C’est une réforme qui ravive les frustrations. Troisième assemblée de la cinquième République aux côtés de l’Assemblée nationale et du Sénat, le Conseil économique, social et environnemental (Cese) n’a qu’un rôle consultatif auprès du Gouvernement et du Parlement.

20 conseillers pour le monde agricole

Un rôle que la Coordination rurale n’estime pas pouvoir suffisamment endosser. Dans un communiqué du 13 janvier 2021, le syndicat critiquait l’organisation du conseil composé de membres issus de plusieurs organisations ou associations. Parmi ses 233 conseillers, 20 sont chargés de représenter le monde agricole.

Ces représentants sont désignés par l’Assemblée permanente des chambres d’agriculture, la FNSEA, Jeunes agriculteurs, la Coordination rurale et la Confédération paysanne. Mais chaque syndicat ne désigne pas le même nombre de candidat. Et tout le nœud du problème est là, selon le syndicat présidé par Bernard Lannes.

« Une répartition totalement injustifiable »

« Sur 13 postes réservés aux représentants des organisations professionnelles agricoles, 11 postes au duo FNSEA/JA, soit 85 % des postes pour une liste représentant au mieux 55 % des agriculteurs », estime la Coordination rurale, en se basant sur les résultats des syndicats majoritaires aux dernières élections des représentants des chambres d’agriculture de 2019.
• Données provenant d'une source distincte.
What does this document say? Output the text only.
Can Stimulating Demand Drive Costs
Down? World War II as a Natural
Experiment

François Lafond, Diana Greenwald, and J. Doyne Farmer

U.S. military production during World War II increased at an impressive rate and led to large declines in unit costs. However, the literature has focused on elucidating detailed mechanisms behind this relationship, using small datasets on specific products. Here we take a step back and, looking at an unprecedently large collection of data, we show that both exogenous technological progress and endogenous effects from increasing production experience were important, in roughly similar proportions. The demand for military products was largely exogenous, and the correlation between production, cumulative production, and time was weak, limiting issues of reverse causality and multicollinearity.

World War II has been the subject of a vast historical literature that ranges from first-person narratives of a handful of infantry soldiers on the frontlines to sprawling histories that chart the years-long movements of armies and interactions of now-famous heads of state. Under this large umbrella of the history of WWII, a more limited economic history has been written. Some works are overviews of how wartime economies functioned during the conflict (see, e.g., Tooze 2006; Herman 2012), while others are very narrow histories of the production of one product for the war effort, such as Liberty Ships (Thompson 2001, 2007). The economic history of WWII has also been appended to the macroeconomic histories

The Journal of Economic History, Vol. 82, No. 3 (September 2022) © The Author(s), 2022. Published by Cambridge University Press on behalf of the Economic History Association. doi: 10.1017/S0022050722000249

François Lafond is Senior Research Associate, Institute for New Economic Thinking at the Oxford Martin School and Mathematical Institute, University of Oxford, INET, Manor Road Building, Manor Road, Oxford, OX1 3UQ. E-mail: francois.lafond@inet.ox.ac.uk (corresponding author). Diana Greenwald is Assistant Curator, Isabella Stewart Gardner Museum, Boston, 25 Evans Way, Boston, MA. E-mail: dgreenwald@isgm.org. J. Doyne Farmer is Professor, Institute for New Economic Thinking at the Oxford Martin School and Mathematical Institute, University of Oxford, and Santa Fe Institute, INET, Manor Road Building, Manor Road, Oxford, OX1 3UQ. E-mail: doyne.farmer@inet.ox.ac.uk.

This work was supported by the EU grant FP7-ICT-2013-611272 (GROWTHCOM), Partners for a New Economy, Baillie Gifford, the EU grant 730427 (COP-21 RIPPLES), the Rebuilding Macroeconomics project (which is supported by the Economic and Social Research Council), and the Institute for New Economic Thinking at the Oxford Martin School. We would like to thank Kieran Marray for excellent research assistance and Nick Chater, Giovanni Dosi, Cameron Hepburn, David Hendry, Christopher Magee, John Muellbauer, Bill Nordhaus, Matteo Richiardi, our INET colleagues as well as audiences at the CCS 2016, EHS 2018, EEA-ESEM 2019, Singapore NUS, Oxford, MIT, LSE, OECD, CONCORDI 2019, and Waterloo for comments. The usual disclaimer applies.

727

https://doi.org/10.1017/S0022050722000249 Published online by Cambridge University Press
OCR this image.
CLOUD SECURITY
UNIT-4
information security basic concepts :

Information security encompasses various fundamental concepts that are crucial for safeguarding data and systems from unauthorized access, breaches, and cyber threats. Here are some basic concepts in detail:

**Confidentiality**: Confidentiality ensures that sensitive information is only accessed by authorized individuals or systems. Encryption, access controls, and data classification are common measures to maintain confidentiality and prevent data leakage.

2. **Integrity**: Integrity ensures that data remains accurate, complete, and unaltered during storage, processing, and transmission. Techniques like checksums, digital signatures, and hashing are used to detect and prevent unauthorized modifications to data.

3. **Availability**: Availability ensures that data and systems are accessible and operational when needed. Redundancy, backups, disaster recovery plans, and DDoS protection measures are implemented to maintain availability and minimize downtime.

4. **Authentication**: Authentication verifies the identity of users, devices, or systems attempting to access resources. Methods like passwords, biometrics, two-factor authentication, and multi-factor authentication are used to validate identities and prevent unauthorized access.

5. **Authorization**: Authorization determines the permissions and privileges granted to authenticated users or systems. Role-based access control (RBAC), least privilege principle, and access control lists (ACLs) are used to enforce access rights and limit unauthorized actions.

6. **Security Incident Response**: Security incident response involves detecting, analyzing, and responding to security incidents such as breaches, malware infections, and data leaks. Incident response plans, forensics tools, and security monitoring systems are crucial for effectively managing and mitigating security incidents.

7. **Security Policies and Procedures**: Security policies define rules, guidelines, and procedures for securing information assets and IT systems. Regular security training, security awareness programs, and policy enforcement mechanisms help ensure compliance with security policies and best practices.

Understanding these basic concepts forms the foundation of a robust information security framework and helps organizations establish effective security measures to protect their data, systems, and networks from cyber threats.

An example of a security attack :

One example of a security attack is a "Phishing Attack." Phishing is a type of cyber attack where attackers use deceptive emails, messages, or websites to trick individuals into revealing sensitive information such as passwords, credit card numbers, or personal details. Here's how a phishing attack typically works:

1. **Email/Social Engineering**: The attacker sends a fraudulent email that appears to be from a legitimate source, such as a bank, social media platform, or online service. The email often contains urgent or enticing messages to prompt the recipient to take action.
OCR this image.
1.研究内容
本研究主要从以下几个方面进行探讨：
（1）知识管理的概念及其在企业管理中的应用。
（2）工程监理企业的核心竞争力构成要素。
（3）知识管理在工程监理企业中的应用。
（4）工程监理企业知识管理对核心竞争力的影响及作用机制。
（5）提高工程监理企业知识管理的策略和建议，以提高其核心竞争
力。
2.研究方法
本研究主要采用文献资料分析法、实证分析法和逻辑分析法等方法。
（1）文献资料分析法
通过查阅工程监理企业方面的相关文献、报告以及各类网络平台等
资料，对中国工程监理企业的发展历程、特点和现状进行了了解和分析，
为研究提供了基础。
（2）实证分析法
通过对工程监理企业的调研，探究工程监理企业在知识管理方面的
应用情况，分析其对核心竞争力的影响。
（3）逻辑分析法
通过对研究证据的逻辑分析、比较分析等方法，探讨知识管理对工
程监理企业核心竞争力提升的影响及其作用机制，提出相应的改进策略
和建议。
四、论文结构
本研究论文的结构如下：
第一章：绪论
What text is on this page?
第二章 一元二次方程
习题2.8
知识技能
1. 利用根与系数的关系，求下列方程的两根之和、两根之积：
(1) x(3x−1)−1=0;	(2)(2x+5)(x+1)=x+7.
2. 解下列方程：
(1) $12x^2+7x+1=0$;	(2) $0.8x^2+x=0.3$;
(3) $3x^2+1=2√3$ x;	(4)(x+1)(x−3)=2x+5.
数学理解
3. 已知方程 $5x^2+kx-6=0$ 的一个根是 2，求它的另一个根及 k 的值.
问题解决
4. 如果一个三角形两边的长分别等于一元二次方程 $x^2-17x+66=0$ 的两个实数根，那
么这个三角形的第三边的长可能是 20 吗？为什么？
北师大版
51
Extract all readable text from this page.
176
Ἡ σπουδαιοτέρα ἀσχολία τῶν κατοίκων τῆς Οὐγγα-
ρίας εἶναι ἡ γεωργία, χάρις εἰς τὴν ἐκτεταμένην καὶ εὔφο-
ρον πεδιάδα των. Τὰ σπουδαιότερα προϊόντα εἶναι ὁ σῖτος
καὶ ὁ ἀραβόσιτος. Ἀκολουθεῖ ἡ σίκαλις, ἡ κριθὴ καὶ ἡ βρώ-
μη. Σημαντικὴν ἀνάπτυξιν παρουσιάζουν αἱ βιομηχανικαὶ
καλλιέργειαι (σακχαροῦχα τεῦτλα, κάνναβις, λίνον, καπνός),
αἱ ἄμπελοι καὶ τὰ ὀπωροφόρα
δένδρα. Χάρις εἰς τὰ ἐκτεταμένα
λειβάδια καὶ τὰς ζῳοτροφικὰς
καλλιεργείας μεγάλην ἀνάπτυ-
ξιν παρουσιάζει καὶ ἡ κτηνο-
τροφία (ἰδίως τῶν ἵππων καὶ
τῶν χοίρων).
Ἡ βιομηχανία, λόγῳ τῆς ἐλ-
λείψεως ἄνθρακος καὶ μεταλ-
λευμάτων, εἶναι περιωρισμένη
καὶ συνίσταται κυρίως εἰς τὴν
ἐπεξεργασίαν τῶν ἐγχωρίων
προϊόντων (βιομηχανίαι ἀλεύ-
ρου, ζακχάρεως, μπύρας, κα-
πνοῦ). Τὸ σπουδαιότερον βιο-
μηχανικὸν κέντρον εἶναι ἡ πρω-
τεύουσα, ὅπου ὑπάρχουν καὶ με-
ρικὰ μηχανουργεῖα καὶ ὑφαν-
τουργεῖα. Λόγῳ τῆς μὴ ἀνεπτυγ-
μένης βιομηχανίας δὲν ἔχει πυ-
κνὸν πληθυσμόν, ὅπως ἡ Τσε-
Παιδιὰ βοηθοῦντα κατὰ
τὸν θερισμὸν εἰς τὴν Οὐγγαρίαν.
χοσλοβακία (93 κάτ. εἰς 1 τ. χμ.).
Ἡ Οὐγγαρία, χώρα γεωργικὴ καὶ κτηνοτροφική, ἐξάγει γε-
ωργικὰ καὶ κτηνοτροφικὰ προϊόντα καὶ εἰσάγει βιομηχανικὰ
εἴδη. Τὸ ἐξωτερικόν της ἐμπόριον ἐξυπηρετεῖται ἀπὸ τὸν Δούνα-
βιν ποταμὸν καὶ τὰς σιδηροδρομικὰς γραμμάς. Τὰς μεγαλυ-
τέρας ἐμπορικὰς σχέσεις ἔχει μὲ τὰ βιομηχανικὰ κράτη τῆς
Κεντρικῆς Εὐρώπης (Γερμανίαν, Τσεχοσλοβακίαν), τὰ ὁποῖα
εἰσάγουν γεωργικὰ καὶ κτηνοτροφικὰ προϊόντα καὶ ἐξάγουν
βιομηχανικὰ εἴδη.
« Venaient s’ajouter 7 postes attribués à l’Assemblée permanente des chambres d’agriculture (APCA), ce qui équivaut à autant de postes supplémentaires pour l’union FNSEA/JA », estime la Coordination rurale.

Au total, une « répartition totalement injustifiable de 18 postes sur 20 pour une union et de seulement un poste pour la Coordination rurale comme pour la Confédération paysanne », selon le syndicat, qui dénonce les règles de désignation mises en place depuis un décret du 29 juillet 2010.

La priorité aux agriculteurs

Avec la nouvelle organisation du Cese instituée par une loi organique publiée le 16 janvier 2021 au Journal officiel, la Coordination rurale tente le forcing auprès du Premier ministre et du ministre de l’Agriculture. Alors que le nombre de sièges de conseillers va passer de 233 à 175, le syndicat leur réclame « au moins 3 postes sur les 15 disponibles » pour le secteur agricole.

La Coordination rurale souhaite également qu’ils soient occupés seulement par des agriculteurs, l’organisation syndicale n’appréciant pas de voir Catherine Lion, ancienne directrice générale de la FNSEA, siéger au Cese.